The drum's shorter length promotes quicker interaction between the batter and front heads. This produces a sweet, powerful and punchy drum. Any decay is cut off cleanly due to the integral EMAD foam ring, making further damping unnecessary. Removing the damping ring from the head allows the decay to ring on a little longer, but not by a massive amount. The note rises as tension is dialled into the tuning rods, but the tight, focused nature of the sound remains.
EMAD heads are designed to be on the dry side, so to get a proper vintage-style 'bonk' requires a change of head to something thinner and more open-sounding. Still, retro looks coupled with a modern sound will be right up many a player's street.
The toms are much in the same vein. Thin all-maple shells cut with rounded 30° bearing edges are likely to be warm and resonant, while die-cast rims tend to sharpen the sound. In the middle of these two inﬂuences are the heads themselves - twin-ply Evans G2 batters - which give a thick, wet sound with plenty of attack.
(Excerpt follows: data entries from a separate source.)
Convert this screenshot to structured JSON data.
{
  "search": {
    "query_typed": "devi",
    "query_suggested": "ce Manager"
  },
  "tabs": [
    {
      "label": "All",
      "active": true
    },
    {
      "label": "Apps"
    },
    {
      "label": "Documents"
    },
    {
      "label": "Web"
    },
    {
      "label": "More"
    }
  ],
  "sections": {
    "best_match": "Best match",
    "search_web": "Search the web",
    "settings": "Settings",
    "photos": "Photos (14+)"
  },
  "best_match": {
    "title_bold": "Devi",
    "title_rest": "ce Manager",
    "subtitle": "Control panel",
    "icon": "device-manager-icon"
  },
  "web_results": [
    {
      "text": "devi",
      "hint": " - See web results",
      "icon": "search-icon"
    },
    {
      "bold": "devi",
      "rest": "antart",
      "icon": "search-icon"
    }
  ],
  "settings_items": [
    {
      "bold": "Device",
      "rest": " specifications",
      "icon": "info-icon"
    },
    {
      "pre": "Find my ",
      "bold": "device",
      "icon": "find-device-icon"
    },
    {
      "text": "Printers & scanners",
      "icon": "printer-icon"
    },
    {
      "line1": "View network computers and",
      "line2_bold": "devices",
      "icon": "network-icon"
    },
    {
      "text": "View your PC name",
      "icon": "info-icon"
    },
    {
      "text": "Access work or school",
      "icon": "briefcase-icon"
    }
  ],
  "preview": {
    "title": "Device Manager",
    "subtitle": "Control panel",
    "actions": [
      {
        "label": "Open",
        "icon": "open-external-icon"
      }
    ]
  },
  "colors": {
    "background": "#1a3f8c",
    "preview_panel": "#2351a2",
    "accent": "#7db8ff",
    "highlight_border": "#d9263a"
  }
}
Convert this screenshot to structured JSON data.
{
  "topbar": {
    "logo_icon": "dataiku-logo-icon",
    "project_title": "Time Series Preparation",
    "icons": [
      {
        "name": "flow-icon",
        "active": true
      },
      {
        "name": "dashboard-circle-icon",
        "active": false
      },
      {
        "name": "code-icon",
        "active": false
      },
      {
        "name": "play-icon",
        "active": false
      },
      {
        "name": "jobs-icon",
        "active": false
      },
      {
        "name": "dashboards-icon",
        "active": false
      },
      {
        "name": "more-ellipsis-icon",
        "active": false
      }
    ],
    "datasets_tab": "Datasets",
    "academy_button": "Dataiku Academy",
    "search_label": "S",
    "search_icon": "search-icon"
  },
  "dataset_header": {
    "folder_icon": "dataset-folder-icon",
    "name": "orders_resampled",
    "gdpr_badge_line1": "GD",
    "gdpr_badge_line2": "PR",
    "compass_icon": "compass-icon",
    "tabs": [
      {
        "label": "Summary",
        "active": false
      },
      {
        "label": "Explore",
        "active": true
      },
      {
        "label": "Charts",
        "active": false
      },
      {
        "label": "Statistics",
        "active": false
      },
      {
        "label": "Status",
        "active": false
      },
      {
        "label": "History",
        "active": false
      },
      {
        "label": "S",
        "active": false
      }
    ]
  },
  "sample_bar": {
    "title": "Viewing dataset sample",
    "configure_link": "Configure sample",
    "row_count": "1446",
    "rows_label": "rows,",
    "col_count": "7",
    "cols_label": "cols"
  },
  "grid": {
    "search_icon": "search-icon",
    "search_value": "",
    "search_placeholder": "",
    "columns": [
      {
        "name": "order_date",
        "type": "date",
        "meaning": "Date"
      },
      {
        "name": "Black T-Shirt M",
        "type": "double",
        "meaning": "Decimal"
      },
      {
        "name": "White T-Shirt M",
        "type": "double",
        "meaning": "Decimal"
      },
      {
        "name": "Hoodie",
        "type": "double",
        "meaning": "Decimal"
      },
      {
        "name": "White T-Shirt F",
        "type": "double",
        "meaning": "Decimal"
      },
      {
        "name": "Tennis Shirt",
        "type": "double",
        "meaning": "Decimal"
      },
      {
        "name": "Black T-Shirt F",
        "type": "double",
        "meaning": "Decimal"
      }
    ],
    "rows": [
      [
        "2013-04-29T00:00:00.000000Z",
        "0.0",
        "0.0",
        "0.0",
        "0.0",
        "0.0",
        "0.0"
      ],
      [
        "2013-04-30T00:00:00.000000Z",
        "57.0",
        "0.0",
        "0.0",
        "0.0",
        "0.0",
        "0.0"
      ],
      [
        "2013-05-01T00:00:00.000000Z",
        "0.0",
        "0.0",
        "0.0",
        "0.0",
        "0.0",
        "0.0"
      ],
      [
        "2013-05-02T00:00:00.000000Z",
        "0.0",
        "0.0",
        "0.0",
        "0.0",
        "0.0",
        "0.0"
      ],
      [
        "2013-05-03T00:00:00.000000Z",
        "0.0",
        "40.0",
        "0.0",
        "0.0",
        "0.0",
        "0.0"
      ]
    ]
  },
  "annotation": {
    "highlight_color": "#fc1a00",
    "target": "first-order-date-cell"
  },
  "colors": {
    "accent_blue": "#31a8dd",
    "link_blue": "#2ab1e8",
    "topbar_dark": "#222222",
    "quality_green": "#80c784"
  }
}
Like the bass drum, the toms deliver a decidedly modern performance, cutting through with ease while producing rich, fat notes. Swapping the G2 heads for single-ply coated versions reveals a different side to the toms. The level of attack recedes - but doesn't disappear, thanks to the hoops - while the warmth increases. Cranking up the tuning transforms the toms' sound into one that is authentically vintage - clean, woody and ringing.